There are a lot of violent references in A Dark Redemption, but they’re tied into a political reality, rather than just being for shock value. Were you ever attempting to write an “agenda” book, or was it purely about storytelling?
It’s always purely about storytelling. That’s where it has to begin. The story I wanted to tell was about three friends who go on holiday to Africa after university and from which only two come back. I spent six months reading about African history and trying to decide where to set the narrative, but the more I read about Joseph Kony’s LRA and the situation in Uganda, the more I knew I would have to write about it. Kony is an incredible gift for a novelist, especially one interested in death cults and religious mania. The more I learnt about the children involved in this war the more heartbreaking and awful it got and I couldn’t imagine their lives or how they could ever be put together and that was one of the things I wanted to explore in A Dark Redemption.
You worked as a music journo for a long time. Why do you think music still considered far cooler than literature?
It’s immediate. That’s a big thing. Ten seconds into a song and your heart is soaring. Also there’s something about chords and melody and dissonance that speaks to us on a sub-verbal level and which touches something deep inside. And it’s a young person’s game. Rock stars look cooler than writers and have crazier lives. We writers sit in our pyjamas and stare at screens all day, it’s not the most glamorous life and, sadly, the days of the Beat Generation are well behind us.

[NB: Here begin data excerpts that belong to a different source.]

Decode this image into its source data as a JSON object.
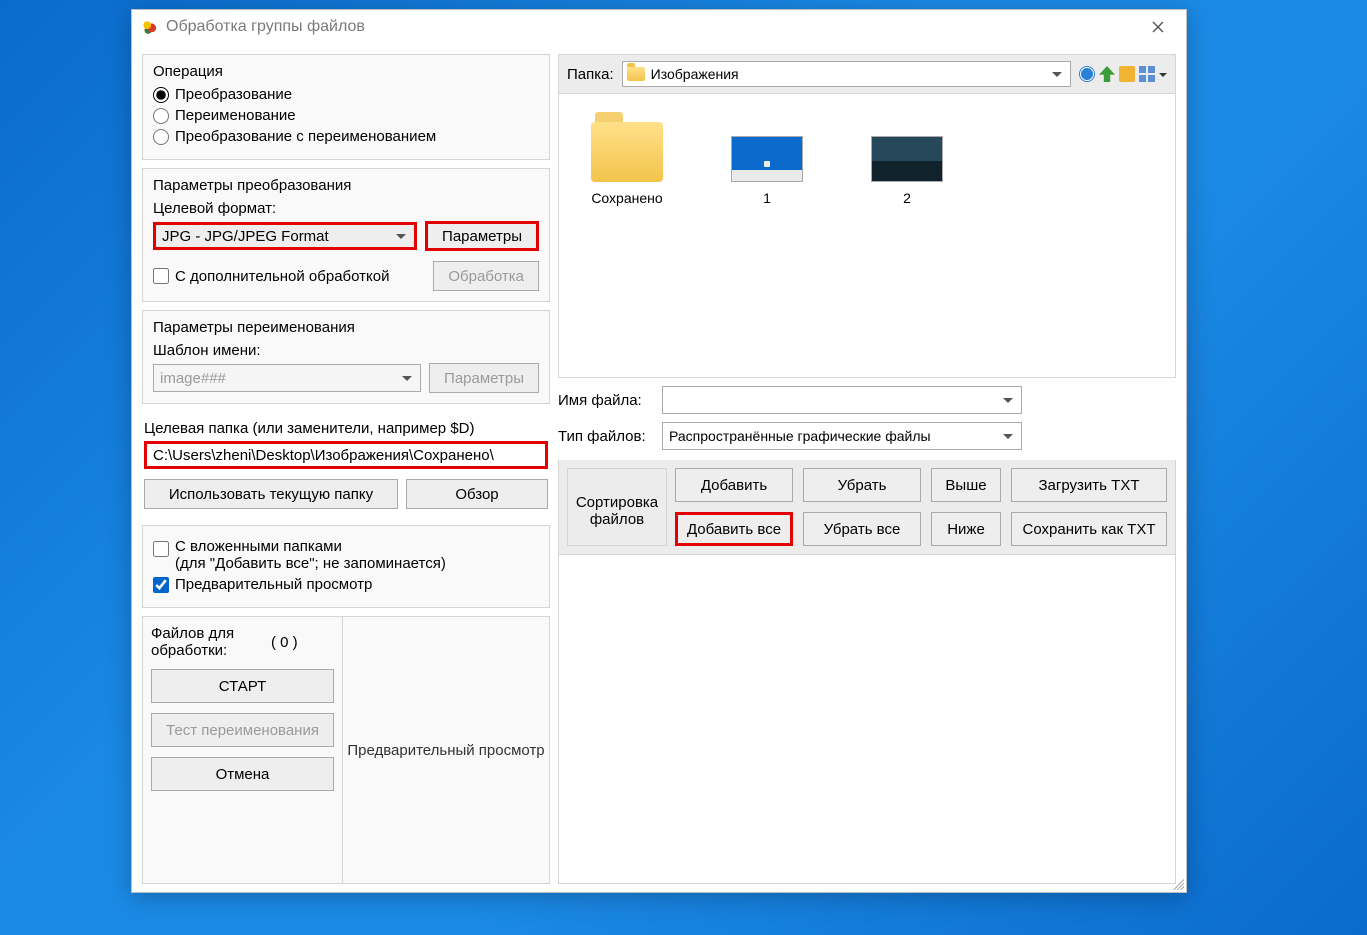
{
  "window": {
    "title": "Обработка группы файлов"
  },
  "operation": {
    "group_title": "Операция",
    "opt_convert": "Преобразование",
    "opt_rename": "Переименование",
    "opt_convert_rename": "Преобразование с переименованием",
    "selected": "convert"
  },
  "convert_params": {
    "group_title": "Параметры преобразования",
    "target_format_label": "Целевой формат:",
    "target_format_value": "JPG - JPG/JPEG Format",
    "params_button": "Параметры",
    "with_processing_label": "С дополнительной обработкой",
    "with_processing_checked": false,
    "processing_button": "Обработка"
  },
  "rename_params": {
    "group_title": "Параметры переименования",
    "name_template_label": "Шаблон имени:",
    "name_template_value": "image###",
    "params_button": "Параметры"
  },
  "target_folder": {
    "label": "Целевая папка (или заменители, например $D)",
    "path": "C:\\Users\\zheni\\Desktop\\Изображения\\Сохранено\\",
    "use_current_button": "Использовать текущую папку",
    "browse_button": "Обзор"
  },
  "options": {
    "subfolders_label": "С вложенными папками\n(для \"Добавить все\"; не запоминается)",
    "subfolders_checked": false,
    "preview_label": "Предварительный просмотр",
    "preview_checked": true
  },
  "run": {
    "files_for_processing_label": "Файлов для обработки:",
    "files_count": "( 0 )",
    "start_button": "СТАРТ",
    "test_rename_button": "Тест переименования",
    "cancel_button": "Отмена",
    "preview_panel_title": "Предварительный просмотр"
  },
  "browser": {
    "folder_label": "Папка:",
    "folder_selected": "Изображения",
    "thumbs": [
      {
        "name": "Сохранено",
        "kind": "folder"
      },
      {
        "name": "1",
        "kind": "pic1"
      },
      {
        "name": "2",
        "kind": "pic2"
      }
    ],
    "filename_label": "Имя файла:",
    "filename_value": "",
    "filetype_label": "Тип файлов:",
    "filetype_value": "Распространённые графические файлы"
  },
  "actions": {
    "sort_label": "Сортировка файлов",
    "add": "Добавить",
    "remove": "Убрать",
    "up": "Выше",
    "load_txt": "Загрузить TXT",
    "add_all": "Добавить все",
    "remove_all": "Убрать все",
    "down": "Ниже",
    "save_txt": "Сохранить как TXT"
  }
}
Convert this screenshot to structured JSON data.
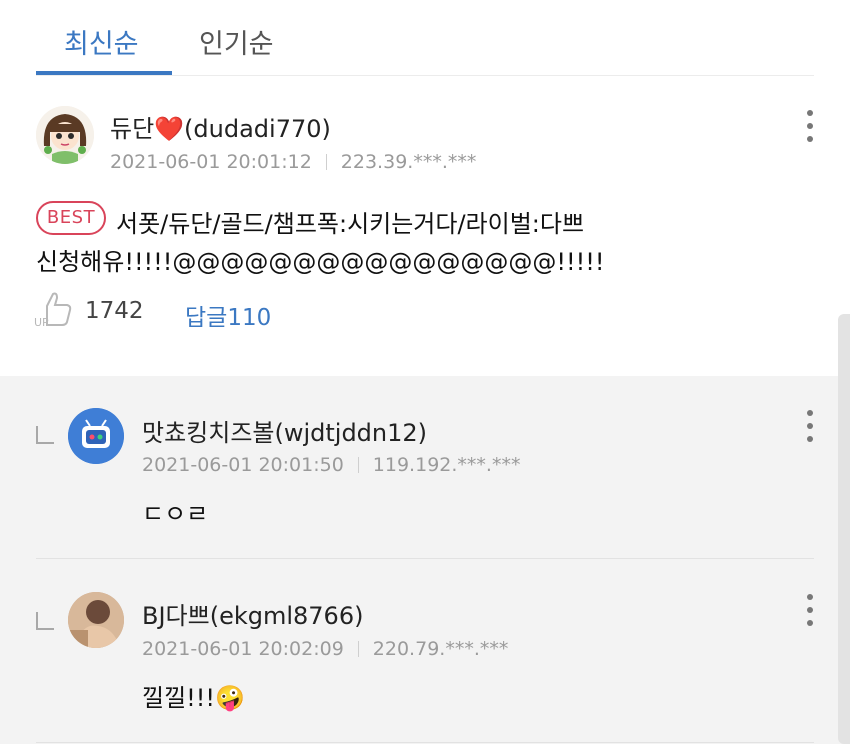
{
  "tabs": [
    {
      "label": "최신순",
      "active": true
    },
    {
      "label": "인기순",
      "active": false
    }
  ],
  "main_comment": {
    "author": "듀단❤️(dudadi770)",
    "date": "2021-06-01 20:01:12",
    "ip": "223.39.***.***",
    "badge": "BEST",
    "text_line1": "서폿/듀단/골드/챔프폭:시키는거다/라이벌:다쁘",
    "text_line2": "신청해유!!!!!@@@@@@@@@@@@@@@@!!!!!",
    "like_count": "1742",
    "reply_label": "답글110"
  },
  "replies": [
    {
      "author": "맛쵸킹치즈볼(wjdtjddn12)",
      "date": "2021-06-01 20:01:50",
      "ip": "119.192.***.***",
      "text": "ㄷㅇㄹ"
    },
    {
      "author": "BJ다쁘(ekgml8766)",
      "date": "2021-06-01 20:02:09",
      "ip": "220.79.***.***",
      "text": "낄낄!!!🤪"
    }
  ],
  "colors": {
    "accent": "#3b78c2",
    "best": "#d9445a",
    "reply_bg": "#f3f3f3"
  }
}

We expect you’ve been asked this a lot lately, but was the Kony 2012 viral helpful? As well as raising awareness, it’s attracted a lot of suspicion.

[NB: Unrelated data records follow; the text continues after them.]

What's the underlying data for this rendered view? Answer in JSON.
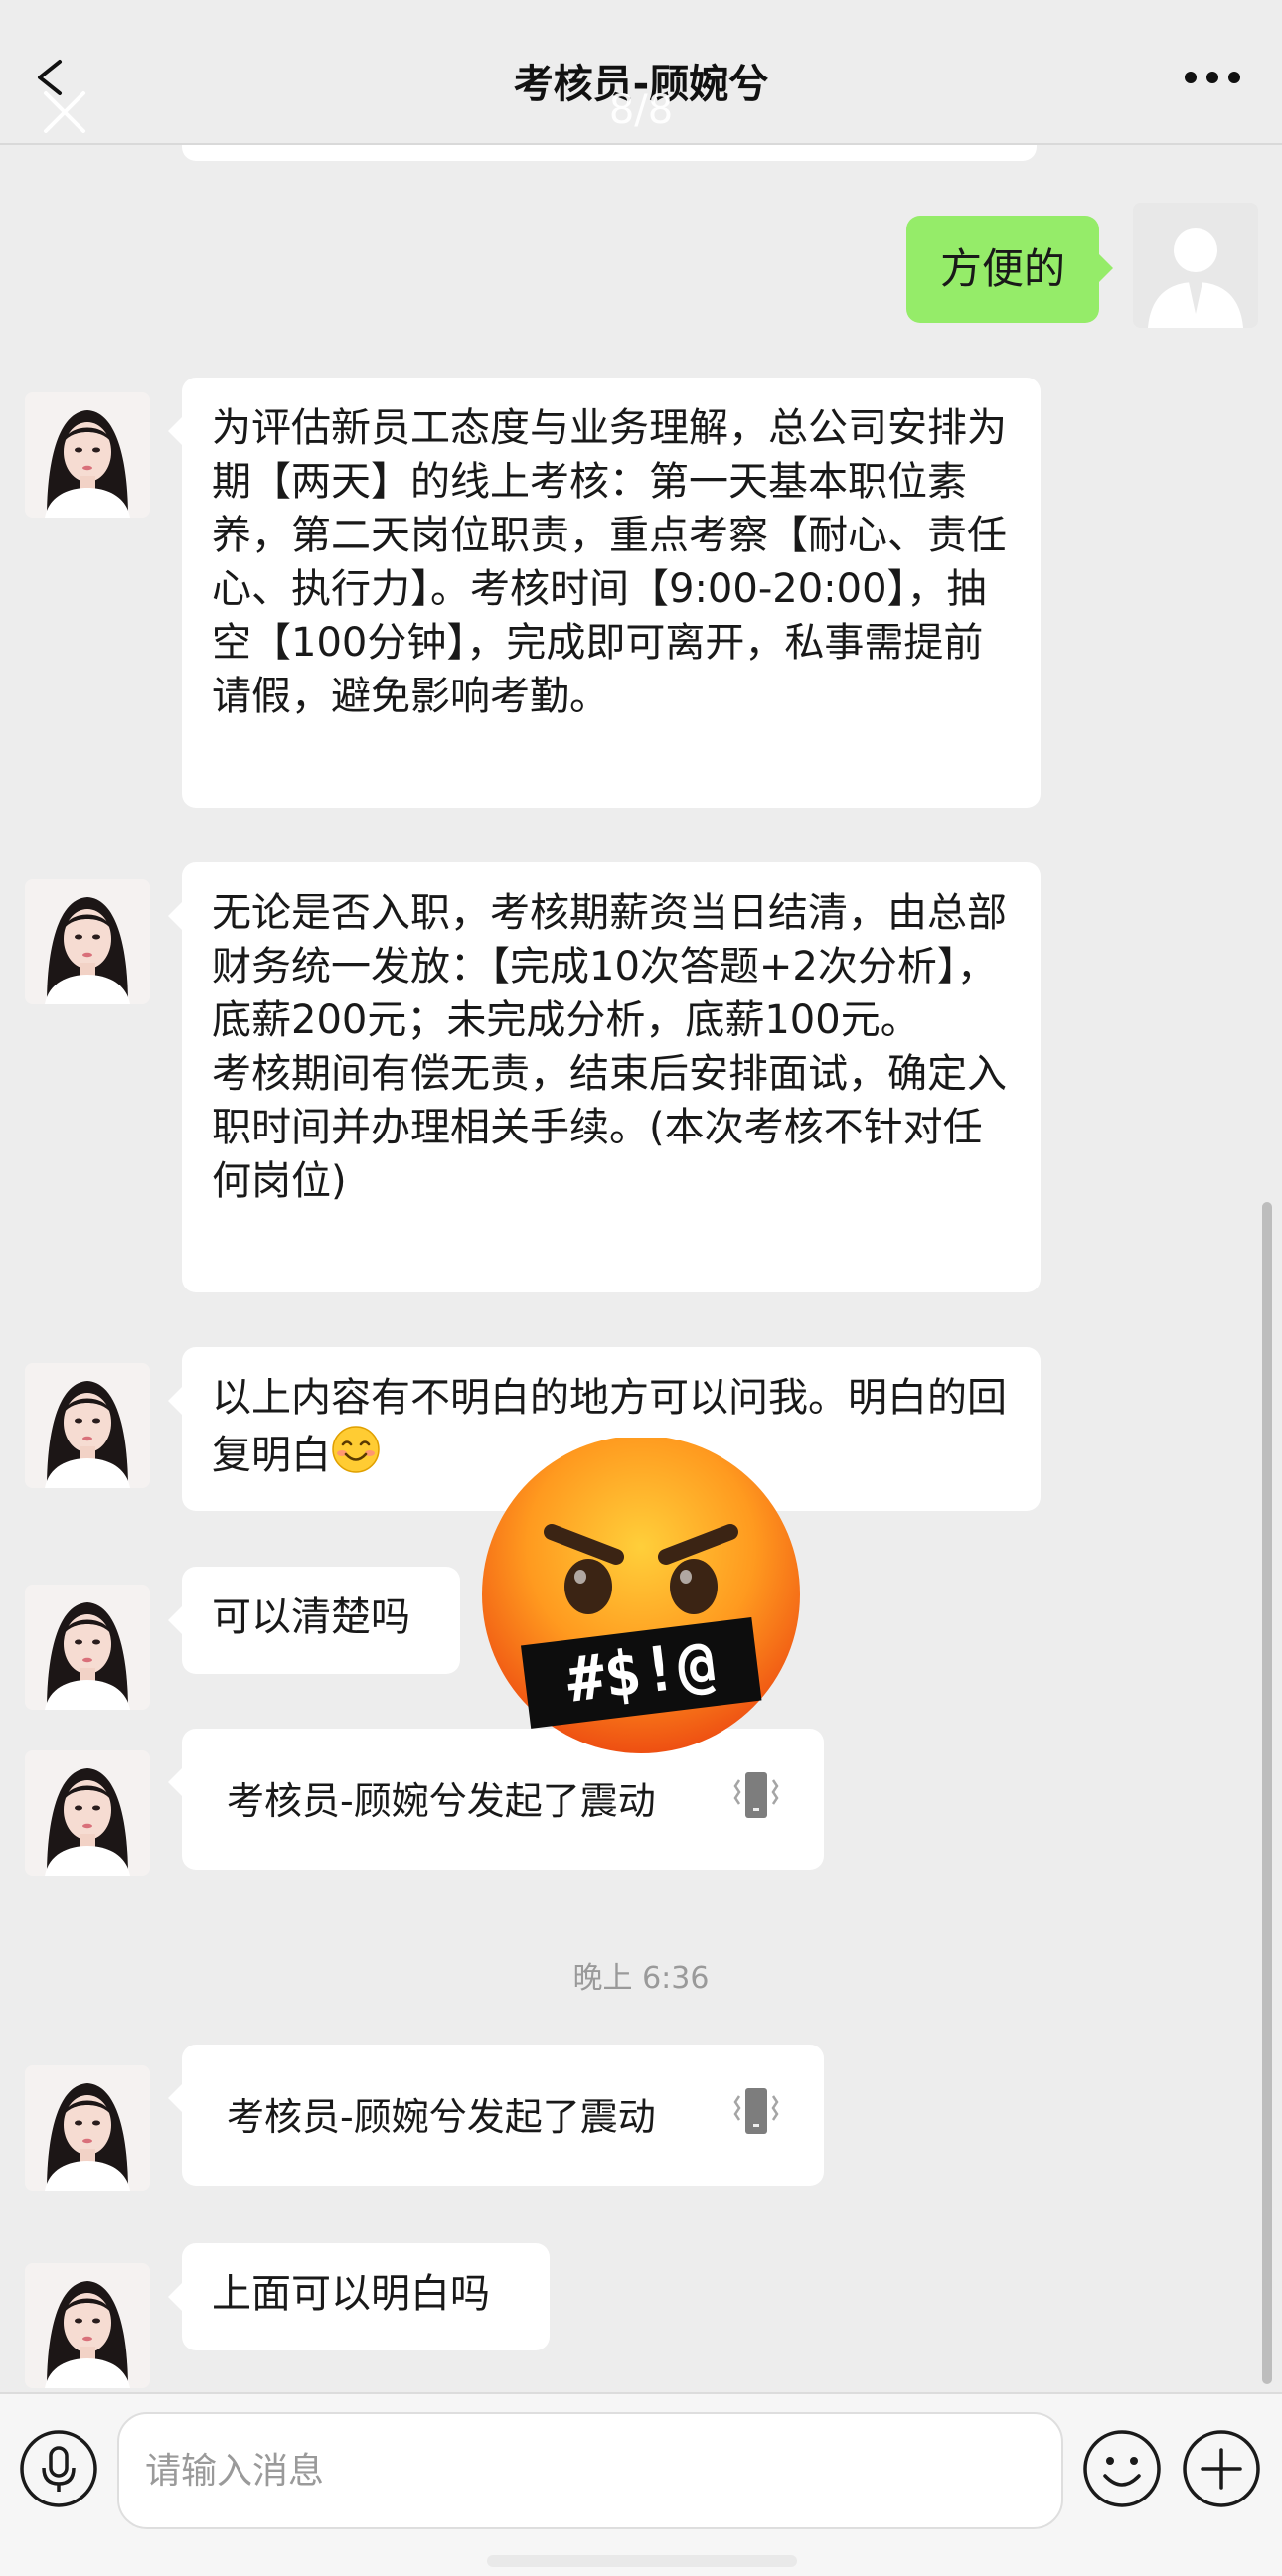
{
  "header": {
    "title": "考核员-顾婉兮",
    "page_indicator": "8/8"
  },
  "messages": [
    {
      "sender": "me",
      "text": "方便的"
    },
    {
      "sender": "other",
      "text": "为评估新员工态度与业务理解，总公司安排为期【两天】的线上考核：第一天基本职位素养，第二天岗位职责，重点考察【耐心、责任心、执行力】。考核时间【9:00-20:00】，抽空【100分钟】，完成即可离开，私事需提前请假，避免影响考勤。"
    },
    {
      "sender": "other",
      "text": "无论是否入职，考核期薪资当日结清，由总部财务统一发放：【完成10次答题+2次分析】，底薪200元；未完成分析，底薪100元。\n考核期间有偿无责，结束后安排面试，确定入职时间并办理相关手续。(本次考核不针对任何岗位)"
    },
    {
      "sender": "other",
      "text": "以上内容有不明白的地方可以问我。明白的回复明白",
      "emoji": "smiling-face"
    },
    {
      "sender": "other",
      "text": "可以清楚吗"
    },
    {
      "sender": "other",
      "type": "vibration",
      "text": "考核员-顾婉兮发起了震动"
    },
    {
      "sender": "other",
      "type": "vibration",
      "text": "考核员-顾婉兮发起了震动"
    },
    {
      "sender": "other",
      "text": "上面可以明白吗"
    }
  ],
  "timestamp": "晚上 6:36",
  "sticker": {
    "name": "cursing-face",
    "text": "#$!@"
  },
  "input": {
    "placeholder": "请输入消息"
  },
  "icons": {
    "back": "chevron-left-icon",
    "close": "close-icon",
    "more": "more-icon",
    "voice": "microphone-icon",
    "emoji": "smiley-icon",
    "plus": "plus-icon",
    "vibration": "phone-vibrate-icon"
  },
  "colors": {
    "background": "#ededed",
    "my_bubble": "#95ec69",
    "other_bubble": "#ffffff"
  }
}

It’s a double-edged sword as you so rightly point out. I spent three years researching and writing about Kony and coming up against blank looks and bemused expression whenever I mentioned the Lord’s Resistance Army and then, overnight, Kony becomes the name on everyone’s lips. But I don’t think it helped sell any copies and obviously the book has nothing to do with Invisible Children. And when something this big happens you worry that the public will start suffering Kony-fatigue.

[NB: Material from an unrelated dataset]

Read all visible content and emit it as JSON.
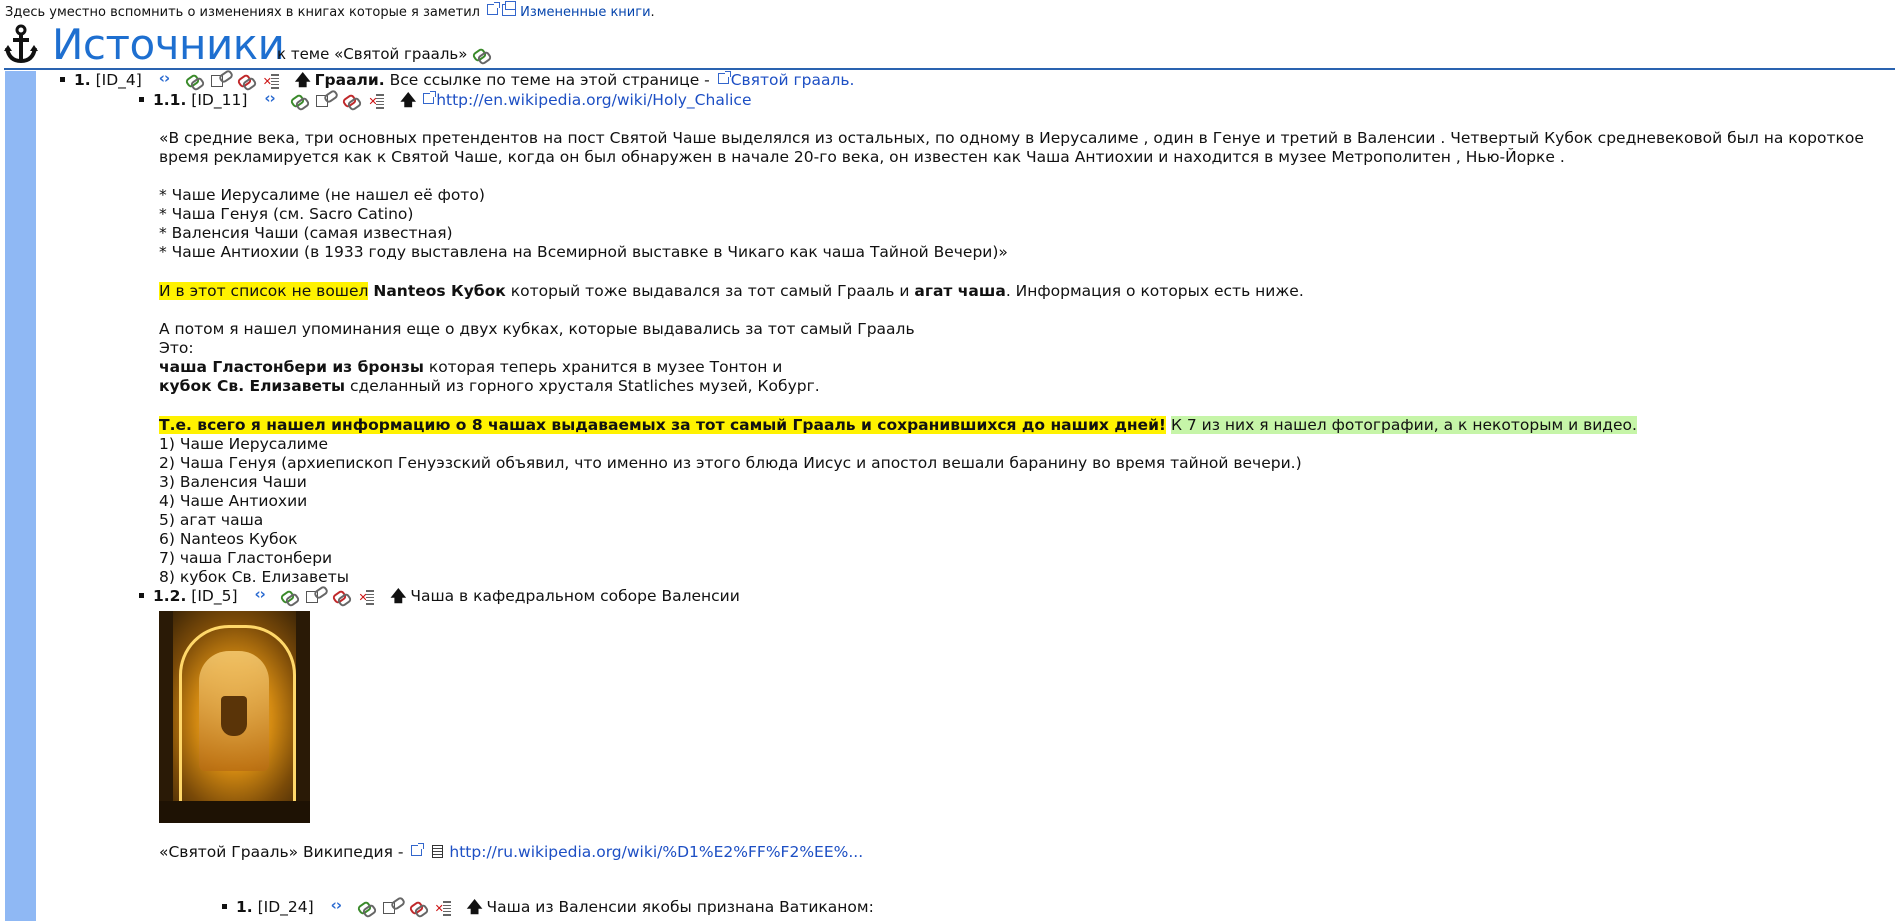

Are ex-African military elements living in London the proverbial chickens of colonialism coming home to roost? Does Britain have an obligation to the citizens of its former colonies?
In the 1950s and 1960s London was a home to many African thinkers and politicians, the very people who soon became the first post-colonial leaders in their respective countries. It was a safe place to plot and dream. But these days the situation is different. A lot of ex-military are hiding out because of atrocities they committed against their own people, or failed coups, or massive embezzlement. As to your second question, yes, I think we do have a certain obligation but I’m not sure what that exactly entails or where it begins or ends.